The learned justice before whom this cause was tried wrote a very full and careful opinion. We adopt his opinion, and shall only examine a few points specially urged on this appeal.
1. It is urged that a recovery for the taxes of 1881 is barred by the statute of limitations. This action was commenced December 24, 1888. The cause *512of action arose when these taxes were misappropriated. Strough v. Supervisors, 119 N. Y. 212, 23 N. E. Rep. 552. They were so misappropriated when taxes which should have been otherwise used were used for the benefit of the county. Id. The court found that the money collected for the year 1881, now in question, was so used by the county treasurer on or before February I, 1883. The amount for that year was $100.50. The appellant urges that, inasmuch as the state tax had been paid by the county before November 10, 1882, the misappropriation must have been made before that time. But the money now in question was not kept separate. It went into the county treasurer’s hands, mingled with other money; and on the 10th of November, 1882, he had money on hand, not expended, amounting to $248.68, which amount was more than the moneys in question. He could therefore at that time have paid the money in question where it should have been paid. If he had once paid the state by this amount, still it cannot be said that there was a misappropriation, so long as the county treasurer had remaining in his hands moneys raised in the year out of which he might have paid the present claim. There had been a deficit from the previous year, so that the money in his hands did not come from that year.
Again, the appellant claims that the taxes of 1887 could not be included in the recovery, because the finding of the court is that they were misappropriated on or before February 1, 1889, which was after the commencement of the action. There is a special finding that these taxes were not paid or used for the benefit of the county until after January 1, 1889. The complaint demands a judgment for the amount of these taxes, and that they be levied and collected from the taxable property, and paid to the treasurer to cancel bonds of the town, and for investment as a sinking fund. The judgment is to the same effect. This is, then, not simply an action for the recovery of money. It is to compel the levy of the amount, the payment thereof on bonds, and the investment of the same pursuant to statute. It is then an action in equity, according to the distinction made in Code, §§ 968, 969, and according to the old law. But it has always been the rule in equity cases that such relief may be granted as the facts existing at the close of the litigation may demand.
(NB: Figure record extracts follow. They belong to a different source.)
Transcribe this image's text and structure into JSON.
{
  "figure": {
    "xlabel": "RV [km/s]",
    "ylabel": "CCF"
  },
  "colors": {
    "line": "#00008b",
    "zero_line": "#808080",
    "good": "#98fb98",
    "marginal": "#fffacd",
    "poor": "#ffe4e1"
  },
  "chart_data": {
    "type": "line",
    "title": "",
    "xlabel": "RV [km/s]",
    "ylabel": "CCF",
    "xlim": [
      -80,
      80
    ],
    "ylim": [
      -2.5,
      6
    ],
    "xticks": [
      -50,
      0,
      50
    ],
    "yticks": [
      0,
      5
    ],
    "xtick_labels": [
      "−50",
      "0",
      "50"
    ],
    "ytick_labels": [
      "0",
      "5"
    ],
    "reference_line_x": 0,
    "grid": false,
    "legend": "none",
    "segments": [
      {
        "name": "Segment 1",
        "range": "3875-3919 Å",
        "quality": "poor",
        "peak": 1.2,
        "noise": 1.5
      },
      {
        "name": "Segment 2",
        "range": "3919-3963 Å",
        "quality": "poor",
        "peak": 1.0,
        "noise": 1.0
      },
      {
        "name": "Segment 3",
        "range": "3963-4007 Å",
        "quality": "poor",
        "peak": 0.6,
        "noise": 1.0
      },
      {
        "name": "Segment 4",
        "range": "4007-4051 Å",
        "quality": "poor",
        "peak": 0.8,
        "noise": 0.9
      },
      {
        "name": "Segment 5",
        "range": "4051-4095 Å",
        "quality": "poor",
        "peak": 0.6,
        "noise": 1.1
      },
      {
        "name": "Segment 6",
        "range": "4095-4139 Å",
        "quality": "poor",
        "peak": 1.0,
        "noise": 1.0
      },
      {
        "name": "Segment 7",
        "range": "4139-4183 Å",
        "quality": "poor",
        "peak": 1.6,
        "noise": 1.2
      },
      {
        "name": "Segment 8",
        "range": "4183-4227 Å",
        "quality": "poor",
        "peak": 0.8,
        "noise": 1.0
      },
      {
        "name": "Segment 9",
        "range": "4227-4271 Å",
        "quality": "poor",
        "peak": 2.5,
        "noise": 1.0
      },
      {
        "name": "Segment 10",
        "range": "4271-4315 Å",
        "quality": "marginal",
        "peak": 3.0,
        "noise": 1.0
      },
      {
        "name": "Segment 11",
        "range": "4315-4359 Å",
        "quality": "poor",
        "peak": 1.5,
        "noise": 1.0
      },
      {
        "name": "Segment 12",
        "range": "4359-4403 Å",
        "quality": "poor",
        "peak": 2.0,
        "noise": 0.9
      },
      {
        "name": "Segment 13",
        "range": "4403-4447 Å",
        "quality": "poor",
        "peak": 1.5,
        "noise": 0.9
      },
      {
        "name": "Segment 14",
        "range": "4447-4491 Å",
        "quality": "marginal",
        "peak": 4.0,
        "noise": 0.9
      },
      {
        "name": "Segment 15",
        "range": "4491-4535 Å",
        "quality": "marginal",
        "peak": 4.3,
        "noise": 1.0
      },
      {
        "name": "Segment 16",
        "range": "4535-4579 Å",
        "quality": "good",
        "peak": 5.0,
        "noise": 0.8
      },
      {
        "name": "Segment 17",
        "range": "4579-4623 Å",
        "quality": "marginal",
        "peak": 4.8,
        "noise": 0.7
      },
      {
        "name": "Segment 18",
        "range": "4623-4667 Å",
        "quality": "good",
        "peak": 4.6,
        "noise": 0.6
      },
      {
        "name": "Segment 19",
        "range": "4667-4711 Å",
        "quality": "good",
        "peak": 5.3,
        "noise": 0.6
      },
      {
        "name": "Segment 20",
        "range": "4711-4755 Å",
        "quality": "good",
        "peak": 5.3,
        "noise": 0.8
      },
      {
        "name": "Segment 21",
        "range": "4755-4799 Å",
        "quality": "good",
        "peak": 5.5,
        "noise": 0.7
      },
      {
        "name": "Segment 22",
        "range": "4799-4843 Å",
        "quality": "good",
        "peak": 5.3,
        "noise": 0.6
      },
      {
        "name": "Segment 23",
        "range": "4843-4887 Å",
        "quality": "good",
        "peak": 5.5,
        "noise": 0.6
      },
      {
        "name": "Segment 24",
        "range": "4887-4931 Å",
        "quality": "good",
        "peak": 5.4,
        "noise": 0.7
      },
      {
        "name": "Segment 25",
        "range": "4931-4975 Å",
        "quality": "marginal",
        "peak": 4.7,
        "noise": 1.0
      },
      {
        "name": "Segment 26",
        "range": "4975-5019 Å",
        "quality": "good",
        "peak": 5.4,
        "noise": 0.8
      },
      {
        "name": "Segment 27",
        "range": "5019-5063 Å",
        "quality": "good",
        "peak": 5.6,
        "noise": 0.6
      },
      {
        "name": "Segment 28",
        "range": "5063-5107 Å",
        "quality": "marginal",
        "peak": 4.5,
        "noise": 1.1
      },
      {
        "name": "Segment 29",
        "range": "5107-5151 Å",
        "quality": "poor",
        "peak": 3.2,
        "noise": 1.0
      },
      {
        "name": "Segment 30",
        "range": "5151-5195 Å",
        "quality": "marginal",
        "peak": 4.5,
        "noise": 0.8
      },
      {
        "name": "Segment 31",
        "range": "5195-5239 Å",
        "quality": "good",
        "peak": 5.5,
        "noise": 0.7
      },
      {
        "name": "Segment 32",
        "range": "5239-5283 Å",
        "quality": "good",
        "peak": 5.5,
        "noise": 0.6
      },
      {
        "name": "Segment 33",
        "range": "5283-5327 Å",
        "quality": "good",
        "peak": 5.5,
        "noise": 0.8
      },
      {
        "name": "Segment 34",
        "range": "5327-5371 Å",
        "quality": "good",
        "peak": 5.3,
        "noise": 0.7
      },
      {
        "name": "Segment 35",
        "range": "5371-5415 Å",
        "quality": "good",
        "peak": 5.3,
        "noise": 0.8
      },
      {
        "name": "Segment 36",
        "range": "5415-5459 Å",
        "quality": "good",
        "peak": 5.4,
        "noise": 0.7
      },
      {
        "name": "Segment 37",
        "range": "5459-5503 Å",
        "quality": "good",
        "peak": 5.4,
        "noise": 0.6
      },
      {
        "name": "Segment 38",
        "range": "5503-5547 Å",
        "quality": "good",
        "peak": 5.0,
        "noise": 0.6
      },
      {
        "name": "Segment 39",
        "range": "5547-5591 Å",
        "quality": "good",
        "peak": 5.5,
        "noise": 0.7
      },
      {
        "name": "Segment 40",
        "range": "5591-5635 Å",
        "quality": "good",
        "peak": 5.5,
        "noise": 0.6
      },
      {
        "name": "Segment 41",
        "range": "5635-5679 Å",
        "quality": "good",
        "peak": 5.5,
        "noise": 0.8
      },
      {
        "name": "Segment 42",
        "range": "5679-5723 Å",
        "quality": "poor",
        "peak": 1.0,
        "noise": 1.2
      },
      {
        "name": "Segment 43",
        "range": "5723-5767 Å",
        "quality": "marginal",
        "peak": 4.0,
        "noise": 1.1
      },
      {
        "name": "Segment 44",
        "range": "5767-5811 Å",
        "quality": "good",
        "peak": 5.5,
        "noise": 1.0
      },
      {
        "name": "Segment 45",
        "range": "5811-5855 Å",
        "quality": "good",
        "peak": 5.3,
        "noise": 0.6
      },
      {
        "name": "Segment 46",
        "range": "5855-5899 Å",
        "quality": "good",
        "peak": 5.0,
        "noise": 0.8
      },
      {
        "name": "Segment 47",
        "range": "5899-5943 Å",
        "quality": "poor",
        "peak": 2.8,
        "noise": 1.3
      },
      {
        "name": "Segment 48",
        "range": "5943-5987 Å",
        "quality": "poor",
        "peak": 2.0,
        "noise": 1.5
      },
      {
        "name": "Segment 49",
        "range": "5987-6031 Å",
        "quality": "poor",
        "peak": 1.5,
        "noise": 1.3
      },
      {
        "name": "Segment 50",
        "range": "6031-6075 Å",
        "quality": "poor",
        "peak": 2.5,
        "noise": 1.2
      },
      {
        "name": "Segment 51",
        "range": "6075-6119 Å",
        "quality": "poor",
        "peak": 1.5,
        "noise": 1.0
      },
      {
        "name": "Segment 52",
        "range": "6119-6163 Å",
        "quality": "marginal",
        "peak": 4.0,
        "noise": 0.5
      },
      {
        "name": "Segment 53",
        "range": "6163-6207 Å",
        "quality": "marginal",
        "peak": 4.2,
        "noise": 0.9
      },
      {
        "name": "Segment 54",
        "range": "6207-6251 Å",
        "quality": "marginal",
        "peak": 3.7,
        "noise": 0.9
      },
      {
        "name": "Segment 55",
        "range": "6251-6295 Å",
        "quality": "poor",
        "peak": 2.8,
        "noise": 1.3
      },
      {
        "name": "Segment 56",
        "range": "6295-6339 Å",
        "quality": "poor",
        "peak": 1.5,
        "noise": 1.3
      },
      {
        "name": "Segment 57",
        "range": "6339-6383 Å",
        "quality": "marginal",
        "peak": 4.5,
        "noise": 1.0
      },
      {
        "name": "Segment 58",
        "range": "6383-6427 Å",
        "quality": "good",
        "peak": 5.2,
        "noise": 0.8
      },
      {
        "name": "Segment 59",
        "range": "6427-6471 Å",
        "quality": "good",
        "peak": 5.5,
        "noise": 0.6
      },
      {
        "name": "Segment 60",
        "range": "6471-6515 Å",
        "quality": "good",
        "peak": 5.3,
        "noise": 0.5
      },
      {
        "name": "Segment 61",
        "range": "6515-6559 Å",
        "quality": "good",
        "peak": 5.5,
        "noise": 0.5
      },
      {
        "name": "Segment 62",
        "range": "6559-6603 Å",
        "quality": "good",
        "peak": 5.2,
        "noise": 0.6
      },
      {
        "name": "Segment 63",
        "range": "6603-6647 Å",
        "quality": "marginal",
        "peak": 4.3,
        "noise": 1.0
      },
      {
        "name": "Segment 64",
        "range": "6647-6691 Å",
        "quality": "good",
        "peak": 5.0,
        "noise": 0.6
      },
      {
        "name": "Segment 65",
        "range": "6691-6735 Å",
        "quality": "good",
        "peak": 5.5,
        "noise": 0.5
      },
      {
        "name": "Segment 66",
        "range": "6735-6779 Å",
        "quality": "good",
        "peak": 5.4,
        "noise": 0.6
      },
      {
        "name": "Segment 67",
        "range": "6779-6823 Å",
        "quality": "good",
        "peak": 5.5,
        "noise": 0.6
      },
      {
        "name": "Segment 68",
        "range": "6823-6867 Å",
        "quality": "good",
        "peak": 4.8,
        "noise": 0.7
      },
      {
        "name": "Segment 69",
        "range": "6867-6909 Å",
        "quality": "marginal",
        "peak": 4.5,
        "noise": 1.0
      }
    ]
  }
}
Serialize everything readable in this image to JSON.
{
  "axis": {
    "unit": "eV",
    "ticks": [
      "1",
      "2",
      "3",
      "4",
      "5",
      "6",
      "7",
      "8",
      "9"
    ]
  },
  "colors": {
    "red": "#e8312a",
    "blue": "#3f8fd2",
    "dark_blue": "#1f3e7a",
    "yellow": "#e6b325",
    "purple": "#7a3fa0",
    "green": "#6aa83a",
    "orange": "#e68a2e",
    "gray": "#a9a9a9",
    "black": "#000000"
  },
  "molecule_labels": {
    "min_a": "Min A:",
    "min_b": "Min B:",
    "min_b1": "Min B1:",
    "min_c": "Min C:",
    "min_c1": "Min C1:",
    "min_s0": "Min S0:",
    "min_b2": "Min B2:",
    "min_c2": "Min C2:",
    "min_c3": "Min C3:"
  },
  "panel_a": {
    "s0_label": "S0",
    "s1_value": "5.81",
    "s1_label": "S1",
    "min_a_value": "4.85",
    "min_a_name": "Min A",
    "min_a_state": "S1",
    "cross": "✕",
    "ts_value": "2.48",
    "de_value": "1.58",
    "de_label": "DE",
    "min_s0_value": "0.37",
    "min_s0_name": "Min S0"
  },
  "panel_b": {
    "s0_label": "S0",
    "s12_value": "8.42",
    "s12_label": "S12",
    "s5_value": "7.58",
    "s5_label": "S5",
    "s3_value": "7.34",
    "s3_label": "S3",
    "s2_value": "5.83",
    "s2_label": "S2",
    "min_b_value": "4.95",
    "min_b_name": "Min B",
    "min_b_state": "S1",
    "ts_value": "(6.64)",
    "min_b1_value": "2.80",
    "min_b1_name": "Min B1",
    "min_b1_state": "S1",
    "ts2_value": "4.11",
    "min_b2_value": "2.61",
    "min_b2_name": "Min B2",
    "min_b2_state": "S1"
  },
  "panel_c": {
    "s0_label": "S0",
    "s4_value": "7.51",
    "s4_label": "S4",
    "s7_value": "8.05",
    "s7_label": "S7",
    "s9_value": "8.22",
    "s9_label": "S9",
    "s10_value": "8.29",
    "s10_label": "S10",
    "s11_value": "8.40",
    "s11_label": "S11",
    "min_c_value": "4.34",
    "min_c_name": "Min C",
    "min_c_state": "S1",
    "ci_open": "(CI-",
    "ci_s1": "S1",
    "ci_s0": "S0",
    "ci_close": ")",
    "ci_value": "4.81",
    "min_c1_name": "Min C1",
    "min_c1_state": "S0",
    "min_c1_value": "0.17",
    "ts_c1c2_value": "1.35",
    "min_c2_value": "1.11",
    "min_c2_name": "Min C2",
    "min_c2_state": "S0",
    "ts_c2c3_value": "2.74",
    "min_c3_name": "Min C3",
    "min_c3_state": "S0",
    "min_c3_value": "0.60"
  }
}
That rule applies here.
The next point of the appellant is that in chapter 283, Laws 1871, where the language is, “all taxes, except school and road taxes, collected,” etc., the words “school taxes” refer to the tax imposed by the state for the maintenance of common schools. Hence the appellant insists that the recovery should be reduced by $476.66, that being the aggregate of the state tax for those levied to maintain common schools. We think it is plain that the words “school and road taxes ” refer to local taxes for school purposes and for road purposes. The tax imposed by the state is called a.“state tax,” not a “canal tax” or a “school tax” or a “general fund tax.” As remarked in Clark v. Sheldon, 106 N. Y. 110, 12 N. E. Rep. 341, “it must always be easy for the collector to make the proper deduction of school and road taxes.” It would certainly be impossible for him, from any papers in his hands, to deduct that proportion of the state tax which is raised for the maintenance of common schools. The meaning, therefore, of the words “school and road taxes” is plainly intimated in that opinion. It is unnecessary to say more on this.
Another point is that the supervisor of this town, in 1888, submitted this matter to the board of supervisors at its annual meeting, and it passed upon the same, and decided not to levy the tax. Hence the appellant says that plaintiff’s remedy was by certiorari or mandamus. That such an action as the present will lie is settled by the Strough Case, ut supra, and by the Bridges Case, 92 N. Y. 570, and the Newman Case, 45 N. Y. 676. The question, then, is whether the application to the supervisors, and their refusal, is a bar. We think not. There was no adjustment of amount needed. The amount was settled. Possibly a mandamus might have issued to compel the *513board to act. But the plaintiff was not limited to that remedy. These are the points which are specially brought to our notice. On the general question involved in the case, we follow the opinion of Justice Mayham, at special term, without repeating what he has said. Judgment affirmed, with costs.